One Call draws a crowd

Interesting. I put in a North Carolina One Call request to mark utilities so that I could bury a satellite dish cable in my yard. On the same day the marking contractor came out, coincidently so did a Time Warner Cable truck. There was no technical need for TWC to be here: the marking contractor marks TWC lines along with everything else.

It looks to me like TWC smelled competition from the One Call report and wanted to see what provider might be moving into the neighborhood. I wonder what TWC would do if the whole neighborhood put in marking requests?

Cheap thoughts: cell phones in prison

I’ve read about the problem of cell phones in prison for the past year or so and I’m not sure why this is such a difficult problem to solve. If prison officials don’t want prisoners to access the outside world, and the FCC won’t let them set up jammers, why not do the next best thing? Why not set up a small, low-power cell site in the prison itself, and lock it down?

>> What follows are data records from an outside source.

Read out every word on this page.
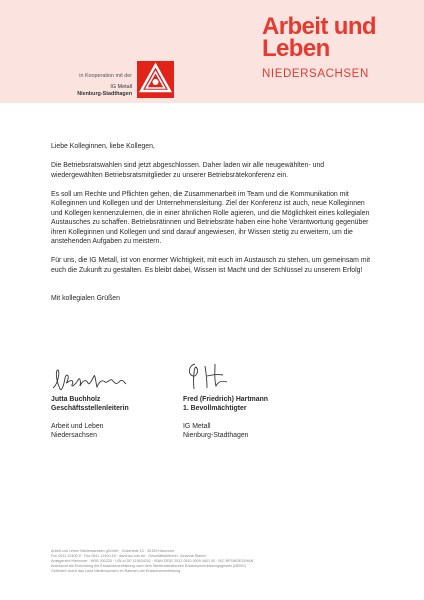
Arbeit und
Leben
NIEDERSACHSEN
in Kooperation mit der
IG Metall
Nienburg-Stadthagen

Liebe Kolleginnen, liebe Kollegen,

Die Betriebsratswahlen sind jetzt abgeschlossen. Daher laden wir alle neugewählten- und wiedergewählten Betriebsratsmitglieder zu unserer Betriebsrätekonferenz ein.

Es soll um Rechte und Pflichten gehen, die Zusammenarbeit im Team und die Kommunikation mit Kolleginnen und Kollegen und der Unternehmensleitung. Ziel der Konferenz ist auch, neue Kolleginnen und Kollegen kennenzulernen, die in einer ähnlichen Rolle agieren, und die Möglichkeit eines kollegialen Austausches zu schaffen. Betriebsrätinnen und Betriebsräte haben eine hohe Verantwortung gegenüber ihren Kolleginnen und Kollegen und sind darauf angewiesen, ihr Wissen stetig zu erweitern, um die anstehenden Aufgaben zu meistern.

Für uns, die IG Metall, ist von enormer Wichtigkeit, mit euch im Austausch zu stehen, um gemeinsam mit euch die Zukunft zu gestalten. Es bleibt dabei, Wissen ist Macht und der Schlüssel zu unserem Erfolg!

Mit kollegialen Grüßen

Jutta Buchholz
Geschäftsstellenleiterin
Arbeit und Leben
Niedersachsen
Fred (Friedrich) Hartmann
1. Bevollmächtigter
IG Metall
Nienburg-Stadthagen
Arbeit und Leben Niedersachsen gGmbH · Goseriede 13 · 30159 Hannover
Fon 0511 12400-0 · Fax 0511 12400-19 · www.aul-nds.de · Geschäftsführerin: Johanna Stamm
Amtsgericht Hannover · HRB 200225 · USt-Id DE 115634201 · IBAN DE52 2512 0510 0009 4601 00 · BIC BFSWDE33HAN
Anerkannt als Einrichtung der Erwachsenenbildung nach dem Niedersächsischen Erwachsenenbildungsgesetz (NEBG)
Gefördert durch das Land Niedersachsen im Rahmen der Erwachsenenbildung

Any phones inside the prison will automatically register themselves with the bogus cell site because the local site will have a stronger signal inside the prison. Then the prohibited cell phones could be easily identified, flagging them for later confiscation. Also, the repeater site could either monitor any transmissions from the prisoner’s phones, or block those transmissions completely. All of this would be playing by the FCC’s rules and the cost would be less than $10,000 per prison.

Why hasn’t anyone tried this yet?

Update 1:27 PM: Looks like several states are implementing the “managed access” solution I’ve suggested. (Thanks, Guus!)